Onboarding was rebuilt with skippable steps, real-time Clio sync progress, and a folder-mapping wizard with auto-selection. Getting started with TimeSentry should take minutes, not hours — and it shouldn’t require reading a manual.

Building the Foundation — New Infrastructure for a Fast-Moving Year

We started 2026 by rebuilding the infrastructure that lets us ship with confidence. The goal: deploy multiple times per week without breaking anything, and know immediately when something goes wrong.

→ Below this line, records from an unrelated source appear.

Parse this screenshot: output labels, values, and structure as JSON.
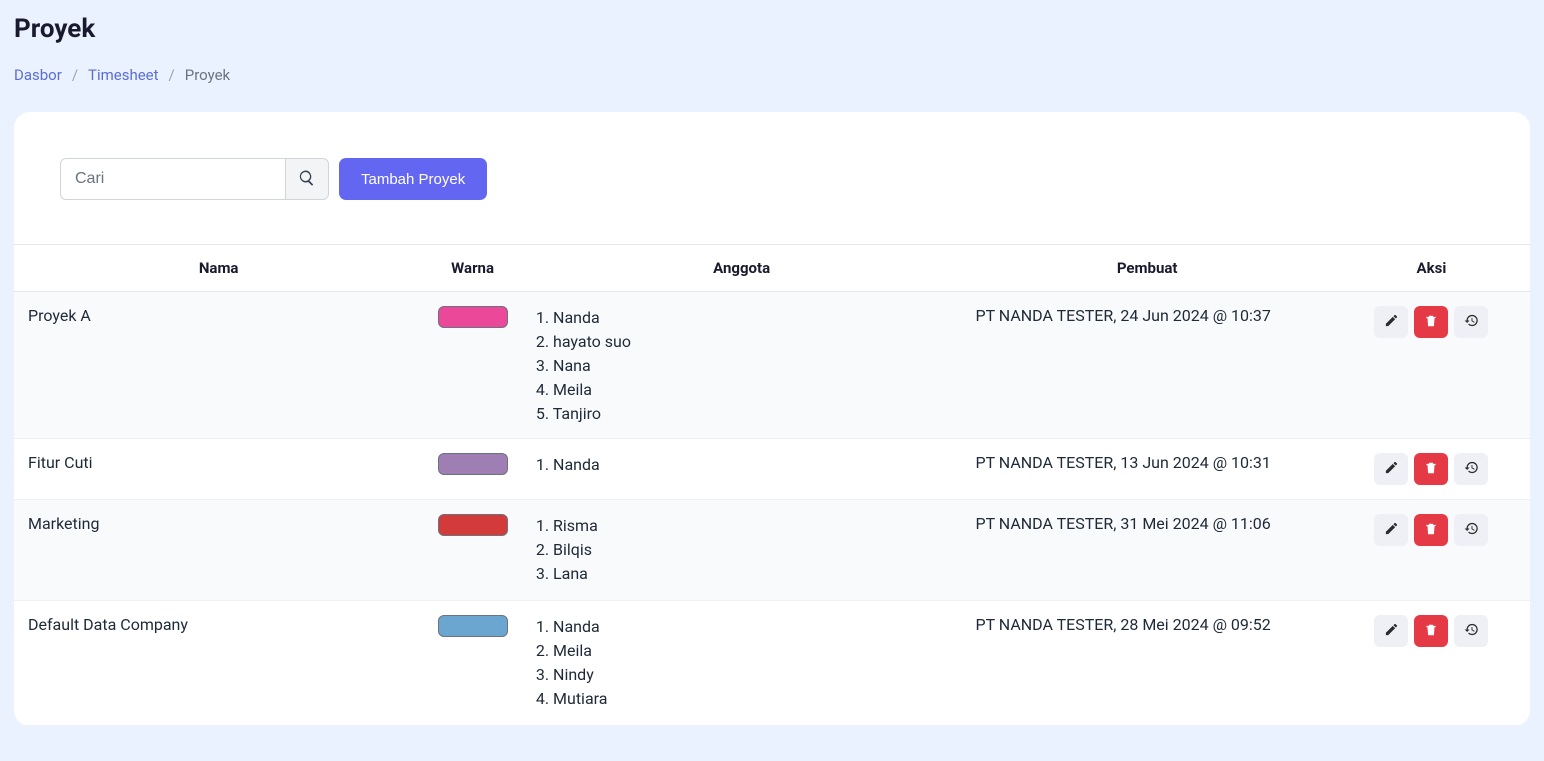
{
  "page": {
    "title": "Proyek"
  },
  "breadcrumb": {
    "items": [
      {
        "label": "Dasbor",
        "link": true
      },
      {
        "label": "Timesheet",
        "link": true
      },
      {
        "label": "Proyek",
        "link": false
      }
    ]
  },
  "toolbar": {
    "search_placeholder": "Cari",
    "add_label": "Tambah Proyek"
  },
  "table": {
    "headers": {
      "nama": "Nama",
      "warna": "Warna",
      "anggota": "Anggota",
      "pembuat": "Pembuat",
      "aksi": "Aksi"
    },
    "rows": [
      {
        "nama": "Proyek A",
        "warna": "#ec4899",
        "anggota": [
          "Nanda",
          "hayato suo",
          "Nana",
          "Meila",
          "Tanjiro"
        ],
        "pembuat": "PT NANDA TESTER, 24 Jun 2024 @ 10:37",
        "scroll": true
      },
      {
        "nama": "Fitur Cuti",
        "warna": "#9f7fb3",
        "anggota": [
          "Nanda"
        ],
        "pembuat": "PT NANDA TESTER, 13 Jun 2024 @ 10:31",
        "scroll": false
      },
      {
        "nama": "Marketing",
        "warna": "#d33a3a",
        "anggota": [
          "Risma",
          "Bilqis",
          "Lana"
        ],
        "pembuat": "PT NANDA TESTER, 31 Mei 2024 @ 11:06",
        "scroll": false
      },
      {
        "nama": "Default Data Company",
        "warna": "#6aa6d0",
        "anggota": [
          "Nanda",
          "Meila",
          "Nindy",
          "Mutiara"
        ],
        "pembuat": "PT NANDA TESTER, 28 Mei 2024 @ 09:52",
        "scroll": false
      }
    ]
  },
  "icons": {
    "edit": "edit-icon",
    "delete": "delete-icon",
    "history": "history-icon",
    "search": "search-icon"
  }
}
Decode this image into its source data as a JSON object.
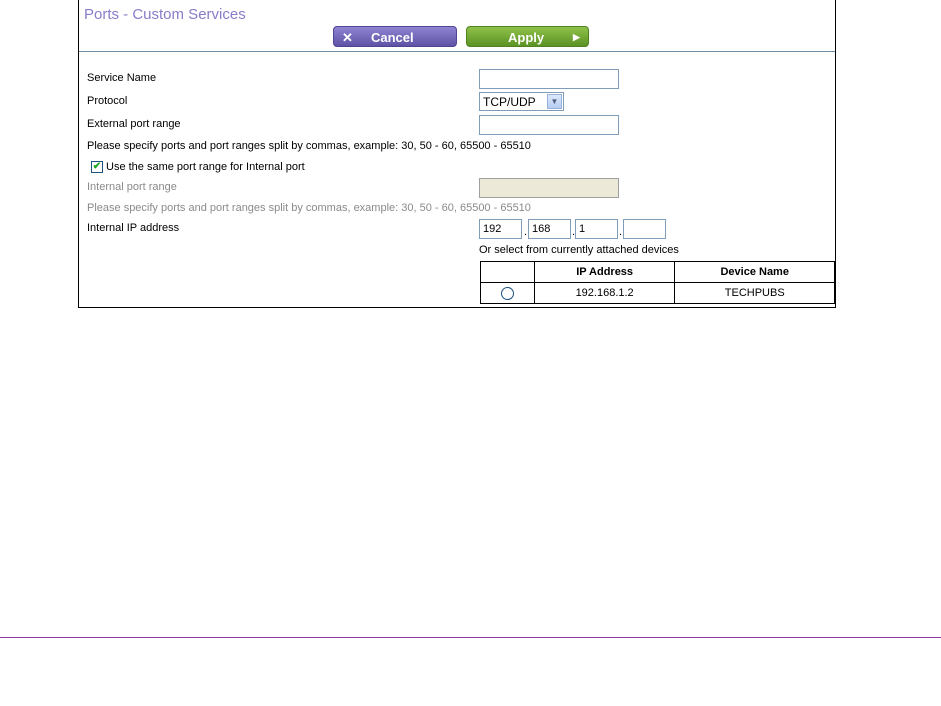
{
  "header": {
    "title": "Ports - Custom Services",
    "cancel_label": "Cancel",
    "cancel_icon": "x-icon",
    "apply_label": "Apply",
    "apply_icon": "arrow-right-icon"
  },
  "form": {
    "service_name_label": "Service Name",
    "service_name_value": "",
    "protocol_label": "Protocol",
    "protocol_value": "TCP/UDP",
    "external_port_label": "External port range",
    "external_port_value": "",
    "hint": "Please specify ports and port ranges split by commas, example: 30, 50 - 60, 65500 - 65510",
    "same_range_label": "Use the same port range for Internal port",
    "same_range_checked": true,
    "internal_port_label": "Internal port range",
    "internal_port_value": "",
    "internal_hint": "Please specify ports and port ranges split by commas, example: 30, 50 - 60, 65500 - 65510",
    "internal_ip_label": "Internal IP address",
    "ip_octets": [
      "192",
      "168",
      "1",
      ""
    ],
    "devices_caption": "Or select from currently attached devices"
  },
  "devices_table": {
    "headers": [
      "",
      "IP Address",
      "Device Name"
    ],
    "rows": [
      {
        "ip": "192.168.1.2",
        "name": "TECHPUBS"
      }
    ]
  },
  "colors": {
    "title": "#8a7cc9",
    "cancel_button": "#6a5fb5",
    "apply_button": "#6ea336",
    "footer_line": "#8a3b9e"
  }
}
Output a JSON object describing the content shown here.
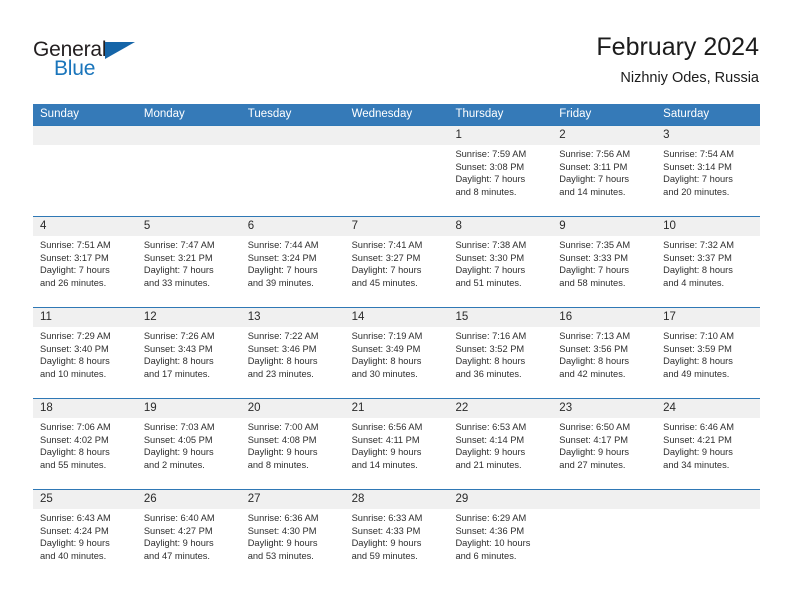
{
  "brand": {
    "name_primary": "General",
    "name_secondary": "Blue",
    "triangle_icon": "triangle-icon",
    "accent_color": "#1a75bb"
  },
  "header": {
    "title": "February 2024",
    "location": "Nizhniy Odes, Russia"
  },
  "colors": {
    "header_blue": "#357ab8",
    "row_separator_blue": "#2f78b5",
    "date_band_gray": "#f0f0f0",
    "logo_blue": "#1a75bb"
  },
  "calendar": {
    "weekday_headers": [
      "Sunday",
      "Monday",
      "Tuesday",
      "Wednesday",
      "Thursday",
      "Friday",
      "Saturday"
    ],
    "weeks": [
      {
        "days": [
          {
            "date": "",
            "sunrise": "",
            "sunset": "",
            "daylight_line1": "",
            "daylight_line2": ""
          },
          {
            "date": "",
            "sunrise": "",
            "sunset": "",
            "daylight_line1": "",
            "daylight_line2": ""
          },
          {
            "date": "",
            "sunrise": "",
            "sunset": "",
            "daylight_line1": "",
            "daylight_line2": ""
          },
          {
            "date": "",
            "sunrise": "",
            "sunset": "",
            "daylight_line1": "",
            "daylight_line2": ""
          },
          {
            "date": "1",
            "sunrise": "Sunrise: 7:59 AM",
            "sunset": "Sunset: 3:08 PM",
            "daylight_line1": "Daylight: 7 hours",
            "daylight_line2": "and 8 minutes."
          },
          {
            "date": "2",
            "sunrise": "Sunrise: 7:56 AM",
            "sunset": "Sunset: 3:11 PM",
            "daylight_line1": "Daylight: 7 hours",
            "daylight_line2": "and 14 minutes."
          },
          {
            "date": "3",
            "sunrise": "Sunrise: 7:54 AM",
            "sunset": "Sunset: 3:14 PM",
            "daylight_line1": "Daylight: 7 hours",
            "daylight_line2": "and 20 minutes."
          }
        ]
      },
      {
        "days": [
          {
            "date": "4",
            "sunrise": "Sunrise: 7:51 AM",
            "sunset": "Sunset: 3:17 PM",
            "daylight_line1": "Daylight: 7 hours",
            "daylight_line2": "and 26 minutes."
          },
          {
            "date": "5",
            "sunrise": "Sunrise: 7:47 AM",
            "sunset": "Sunset: 3:21 PM",
            "daylight_line1": "Daylight: 7 hours",
            "daylight_line2": "and 33 minutes."
          },
          {
            "date": "6",
            "sunrise": "Sunrise: 7:44 AM",
            "sunset": "Sunset: 3:24 PM",
            "daylight_line1": "Daylight: 7 hours",
            "daylight_line2": "and 39 minutes."
          },
          {
            "date": "7",
            "sunrise": "Sunrise: 7:41 AM",
            "sunset": "Sunset: 3:27 PM",
            "daylight_line1": "Daylight: 7 hours",
            "daylight_line2": "and 45 minutes."
          },
          {
            "date": "8",
            "sunrise": "Sunrise: 7:38 AM",
            "sunset": "Sunset: 3:30 PM",
            "daylight_line1": "Daylight: 7 hours",
            "daylight_line2": "and 51 minutes."
          },
          {
            "date": "9",
            "sunrise": "Sunrise: 7:35 AM",
            "sunset": "Sunset: 3:33 PM",
            "daylight_line1": "Daylight: 7 hours",
            "daylight_line2": "and 58 minutes."
          },
          {
            "date": "10",
            "sunrise": "Sunrise: 7:32 AM",
            "sunset": "Sunset: 3:37 PM",
            "daylight_line1": "Daylight: 8 hours",
            "daylight_line2": "and 4 minutes."
          }
        ]
      },
      {
        "days": [
          {
            "date": "11",
            "sunrise": "Sunrise: 7:29 AM",
            "sunset": "Sunset: 3:40 PM",
            "daylight_line1": "Daylight: 8 hours",
            "daylight_line2": "and 10 minutes."
          },
          {
            "date": "12",
            "sunrise": "Sunrise: 7:26 AM",
            "sunset": "Sunset: 3:43 PM",
            "daylight_line1": "Daylight: 8 hours",
            "daylight_line2": "and 17 minutes."
          },
          {
            "date": "13",
            "sunrise": "Sunrise: 7:22 AM",
            "sunset": "Sunset: 3:46 PM",
            "daylight_line1": "Daylight: 8 hours",
            "daylight_line2": "and 23 minutes."
          },
          {
            "date": "14",
            "sunrise": "Sunrise: 7:19 AM",
            "sunset": "Sunset: 3:49 PM",
            "daylight_line1": "Daylight: 8 hours",
            "daylight_line2": "and 30 minutes."
          },
          {
            "date": "15",
            "sunrise": "Sunrise: 7:16 AM",
            "sunset": "Sunset: 3:52 PM",
            "daylight_line1": "Daylight: 8 hours",
            "daylight_line2": "and 36 minutes."
          },
          {
            "date": "16",
            "sunrise": "Sunrise: 7:13 AM",
            "sunset": "Sunset: 3:56 PM",
            "daylight_line1": "Daylight: 8 hours",
            "daylight_line2": "and 42 minutes."
          },
          {
            "date": "17",
            "sunrise": "Sunrise: 7:10 AM",
            "sunset": "Sunset: 3:59 PM",
            "daylight_line1": "Daylight: 8 hours",
            "daylight_line2": "and 49 minutes."
          }
        ]
      },
      {
        "days": [
          {
            "date": "18",
            "sunrise": "Sunrise: 7:06 AM",
            "sunset": "Sunset: 4:02 PM",
            "daylight_line1": "Daylight: 8 hours",
            "daylight_line2": "and 55 minutes."
          },
          {
            "date": "19",
            "sunrise": "Sunrise: 7:03 AM",
            "sunset": "Sunset: 4:05 PM",
            "daylight_line1": "Daylight: 9 hours",
            "daylight_line2": "and 2 minutes."
          },
          {
            "date": "20",
            "sunrise": "Sunrise: 7:00 AM",
            "sunset": "Sunset: 4:08 PM",
            "daylight_line1": "Daylight: 9 hours",
            "daylight_line2": "and 8 minutes."
          },
          {
            "date": "21",
            "sunrise": "Sunrise: 6:56 AM",
            "sunset": "Sunset: 4:11 PM",
            "daylight_line1": "Daylight: 9 hours",
            "daylight_line2": "and 14 minutes."
          },
          {
            "date": "22",
            "sunrise": "Sunrise: 6:53 AM",
            "sunset": "Sunset: 4:14 PM",
            "daylight_line1": "Daylight: 9 hours",
            "daylight_line2": "and 21 minutes."
          },
          {
            "date": "23",
            "sunrise": "Sunrise: 6:50 AM",
            "sunset": "Sunset: 4:17 PM",
            "daylight_line1": "Daylight: 9 hours",
            "daylight_line2": "and 27 minutes."
          },
          {
            "date": "24",
            "sunrise": "Sunrise: 6:46 AM",
            "sunset": "Sunset: 4:21 PM",
            "daylight_line1": "Daylight: 9 hours",
            "daylight_line2": "and 34 minutes."
          }
        ]
      },
      {
        "days": [
          {
            "date": "25",
            "sunrise": "Sunrise: 6:43 AM",
            "sunset": "Sunset: 4:24 PM",
            "daylight_line1": "Daylight: 9 hours",
            "daylight_line2": "and 40 minutes."
          },
          {
            "date": "26",
            "sunrise": "Sunrise: 6:40 AM",
            "sunset": "Sunset: 4:27 PM",
            "daylight_line1": "Daylight: 9 hours",
            "daylight_line2": "and 47 minutes."
          },
          {
            "date": "27",
            "sunrise": "Sunrise: 6:36 AM",
            "sunset": "Sunset: 4:30 PM",
            "daylight_line1": "Daylight: 9 hours",
            "daylight_line2": "and 53 minutes."
          },
          {
            "date": "28",
            "sunrise": "Sunrise: 6:33 AM",
            "sunset": "Sunset: 4:33 PM",
            "daylight_line1": "Daylight: 9 hours",
            "daylight_line2": "and 59 minutes."
          },
          {
            "date": "29",
            "sunrise": "Sunrise: 6:29 AM",
            "sunset": "Sunset: 4:36 PM",
            "daylight_line1": "Daylight: 10 hours",
            "daylight_line2": "and 6 minutes."
          },
          {
            "date": "",
            "sunrise": "",
            "sunset": "",
            "daylight_line1": "",
            "daylight_line2": ""
          },
          {
            "date": "",
            "sunrise": "",
            "sunset": "",
            "daylight_line1": "",
            "daylight_line2": ""
          }
        ]
      }
    ]
  }
}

  • CI/CD pipeline — containerized builds with templated deploys to Azure Kubernetes. Stage and production environments are now fully isolated with unique revision suffixes per workflow run. Every pull request gets a staging deploy, every merge to main goes to production automatically.
  • Observability — session replay with privacy-first masking, active company context on every error report, and user identity propagation across the frontend and API. When a customer reports an issue, we can see exactly what happened — without recording sensitive data.
  • Automated release management — semantic versioning and changelog generation from conventional commits. 17 releases shipped in Q1 with zero manual tagging. This is why you see updates on this page nearly every week.

On the product side, we shipped cross-dimensional analytics matrix endpoints for reporting across client, project, and time dimensions simultaneously — laying the groundwork for the analytics dashboard that shipped in February.

We believe the speed at which a product improves is the most important feature. Infrastructure isn’t glamorous, but it’s what makes everything else on this page possible.